Zwar gebe es jetzt bundesweit eine Inzidenz von unter 100 Neuinfektionen je 100.000 Einwohner binnen sieben Tagen. „Das ist eine gute Leistung, da waren wir lange nicht. Aber damit haben wir noch nicht wieder die Kontrolle über das Virus durch die Gesundheitsämter.“ Daran müsse weiter gearbeitet werden, betonte Merkel. Lockerungen werde es aber nicht erst geben, wenn alle Bürger geimpft seien. „Das ist nicht der Weg, den wir anstreben.“
Einen Tag nach dem vielfach kritisierten Impfgipfel warb Merkel um Verständnis für den Ablauf der Coronaimpfungen in Deutschland. „Wir können keinen starren Impfplan machen“, sagte sie.

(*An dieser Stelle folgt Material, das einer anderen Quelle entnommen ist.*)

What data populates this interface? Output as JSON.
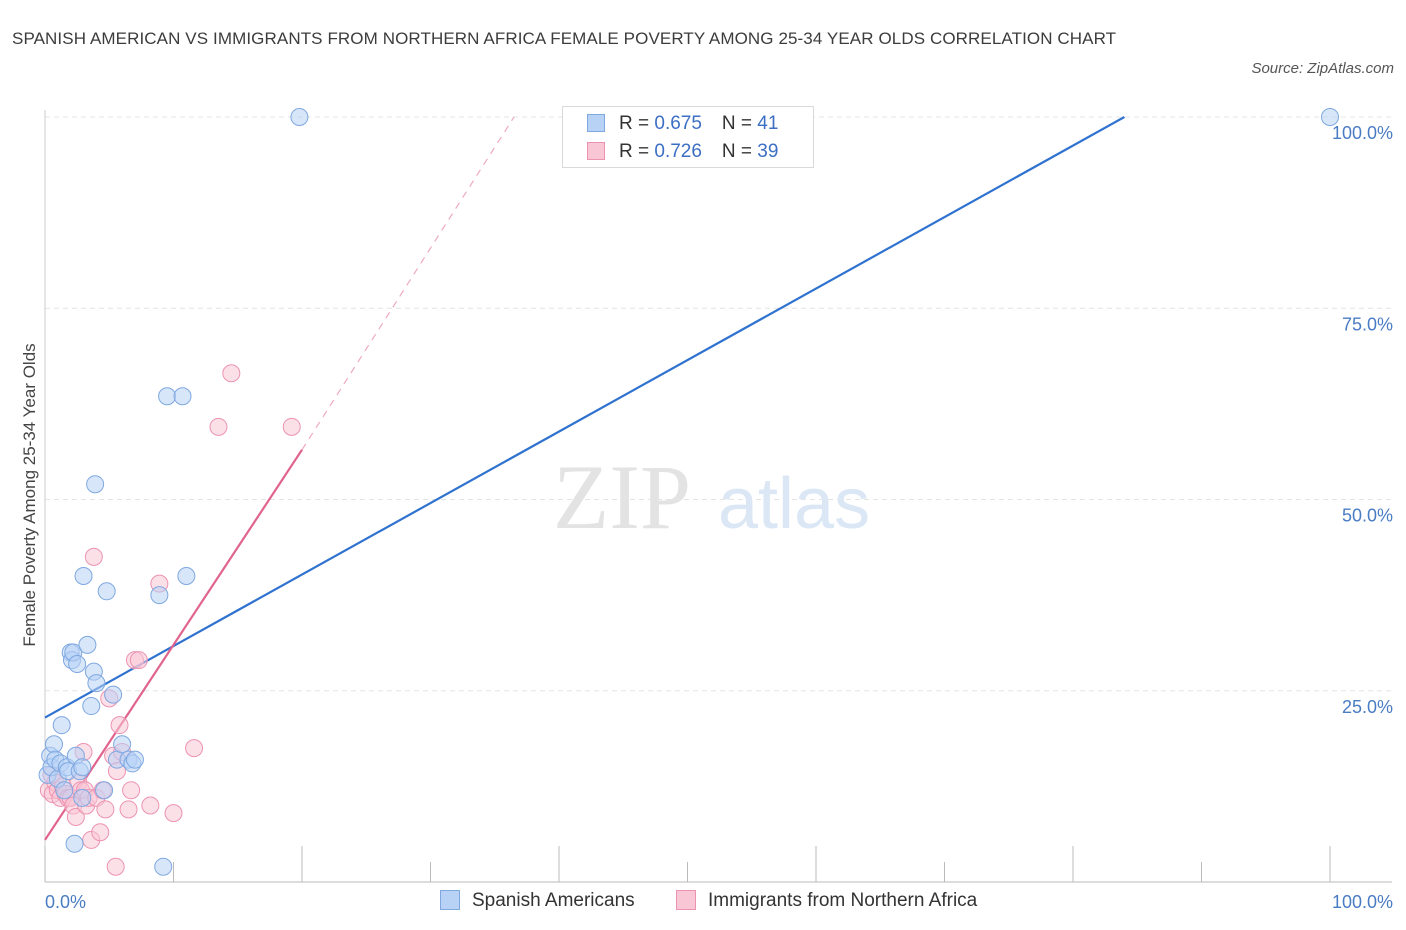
{
  "title": "SPANISH AMERICAN VS IMMIGRANTS FROM NORTHERN AFRICA FEMALE POVERTY AMONG 25-34 YEAR OLDS CORRELATION CHART",
  "source": "Source: ZipAtlas.com",
  "watermark": {
    "zip": "ZIP",
    "atlas": "atlas"
  },
  "legend": {
    "series1": {
      "r_label": "R = ",
      "r_value": "0.675",
      "n_label": "N = ",
      "n_value": "41"
    },
    "series2": {
      "r_label": "R = ",
      "r_value": "0.726",
      "n_label": "N = ",
      "n_value": "39"
    }
  },
  "colors": {
    "blue_fill": "#b8d2f5",
    "blue_stroke": "#7fa8e0",
    "blue_line": "#2f72d0",
    "pink_fill": "#f9c6d6",
    "pink_stroke": "#ec93b2",
    "pink_line": "#e0648e",
    "grid": "#e4e4e4",
    "tick_text": "#4a7cc4"
  },
  "chart_data": {
    "type": "scatter",
    "title": "SPANISH AMERICAN VS IMMIGRANTS FROM NORTHERN AFRICA FEMALE POVERTY AMONG 25-34 YEAR OLDS CORRELATION CHART",
    "xlabel": "",
    "ylabel": "Female Poverty Among 25-34 Year Olds",
    "xlim": [
      0,
      100
    ],
    "ylim": [
      0,
      100
    ],
    "x_tick_labels": [
      "0.0%",
      "100.0%"
    ],
    "y_ticks": [
      {
        "value": 25,
        "label": "25.0%"
      },
      {
        "value": 50,
        "label": "50.0%"
      },
      {
        "value": 75,
        "label": "75.0%"
      },
      {
        "value": 100,
        "label": "100.0%"
      }
    ],
    "grid": true,
    "legend_position": "top-center",
    "series": [
      {
        "name": "Spanish Americans",
        "color": "#7fa8e0",
        "trend": {
          "x": [
            0,
            84
          ],
          "y": [
            21.5,
            100
          ]
        },
        "points": [
          [
            0.2,
            14
          ],
          [
            0.4,
            16.5
          ],
          [
            0.5,
            15
          ],
          [
            0.7,
            18
          ],
          [
            0.8,
            16
          ],
          [
            1.0,
            13.5
          ],
          [
            1.2,
            15.5
          ],
          [
            1.3,
            20.5
          ],
          [
            1.5,
            12
          ],
          [
            1.7,
            15
          ],
          [
            1.8,
            14.5
          ],
          [
            2.0,
            30
          ],
          [
            2.1,
            29
          ],
          [
            2.2,
            30
          ],
          [
            2.3,
            5
          ],
          [
            2.4,
            16.5
          ],
          [
            2.5,
            28.5
          ],
          [
            2.7,
            14.5
          ],
          [
            2.9,
            15
          ],
          [
            2.9,
            11
          ],
          [
            3.0,
            40
          ],
          [
            3.3,
            31
          ],
          [
            3.6,
            23
          ],
          [
            3.8,
            27.5
          ],
          [
            3.9,
            52
          ],
          [
            4.0,
            26
          ],
          [
            4.6,
            12
          ],
          [
            4.8,
            38
          ],
          [
            5.3,
            24.5
          ],
          [
            5.6,
            16
          ],
          [
            6.0,
            18
          ],
          [
            6.5,
            16
          ],
          [
            6.8,
            15.5
          ],
          [
            7.0,
            16
          ],
          [
            8.9,
            37.5
          ],
          [
            9.2,
            2
          ],
          [
            9.5,
            63.5
          ],
          [
            10.7,
            63.5
          ],
          [
            11.0,
            40
          ],
          [
            19.8,
            100
          ],
          [
            100.0,
            100
          ]
        ]
      },
      {
        "name": "Immigrants from Northern Africa",
        "color": "#ec93b2",
        "trend": {
          "x": [
            0,
            20
          ],
          "y": [
            5.5,
            56.5
          ],
          "extension": {
            "x": [
              20,
              36.5
            ],
            "y": [
              56.5,
              100
            ]
          }
        },
        "points": [
          [
            0.3,
            12
          ],
          [
            0.5,
            14
          ],
          [
            0.6,
            11.5
          ],
          [
            0.8,
            13
          ],
          [
            1.0,
            12
          ],
          [
            1.2,
            11
          ],
          [
            1.4,
            12.5
          ],
          [
            1.6,
            11.5
          ],
          [
            1.8,
            11
          ],
          [
            2.0,
            11
          ],
          [
            2.2,
            10
          ],
          [
            2.4,
            8.5
          ],
          [
            2.6,
            13
          ],
          [
            2.8,
            12
          ],
          [
            3.0,
            17
          ],
          [
            3.1,
            12
          ],
          [
            3.2,
            10
          ],
          [
            3.4,
            11
          ],
          [
            3.6,
            5.5
          ],
          [
            3.8,
            42.5
          ],
          [
            4.0,
            11
          ],
          [
            4.3,
            6.5
          ],
          [
            4.5,
            12
          ],
          [
            4.7,
            9.5
          ],
          [
            5.0,
            24
          ],
          [
            5.3,
            16.5
          ],
          [
            5.5,
            2
          ],
          [
            5.6,
            14.5
          ],
          [
            5.8,
            20.5
          ],
          [
            6.0,
            17
          ],
          [
            6.5,
            9.5
          ],
          [
            6.7,
            12
          ],
          [
            7.0,
            29
          ],
          [
            7.3,
            29
          ],
          [
            8.2,
            10
          ],
          [
            8.9,
            39
          ],
          [
            10.0,
            9
          ],
          [
            11.6,
            17.5
          ],
          [
            13.5,
            59.5
          ]
        ],
        "extra_points": [
          [
            14.5,
            66.5
          ],
          [
            19.2,
            59.5
          ]
        ]
      }
    ]
  },
  "bottom_legend": {
    "series1_label": "Spanish Americans",
    "series2_label": "Immigrants from Northern Africa"
  }
}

Die Hersteller hätten den Regierungschefs von Bund und Ländern am Vortag erläutert, dass die Impfstoffe unter Hochdruck produziert würden und sich exakte Vorhersagen über die genauen Mengen nicht lange im Voraus treffen ließen.
Man müsse das Vorgehen „dynamisch anpassen“. Bis zum Ende des Sommers solle jede und jeder zumindest die erste der zwei nötigen Impfungen bekommen können. Bei der Impfstoffbestellung durch die Europäische Union sei „im Großen und Ganzen nichts schief gelaufen“.
Die Ministerpräsidenten der Länder, Pharmavertreter, Vertreter der EU-Kommission und Experten hatten mit Merkel am Montagabend mehrere Stunden lang über die Probleme beim Start der Impfungen in Deutschland diskutiert. Oppositionsparteien und Verbände hatten sich gestern enttäuscht über die mageren Ergebnisse gezeigt. Aus der Wirtschaft kam Kritik wegen fehlender Perspektiven für einen Weg aus dem Lockdown.
Am Mittwoch kommender Woche wollen Merkel und die Ministerpräsidenten darüber entscheiden, ob der zunächst bis 14. Februar befristete Lockdown in Deutschland erneut verlängert wird.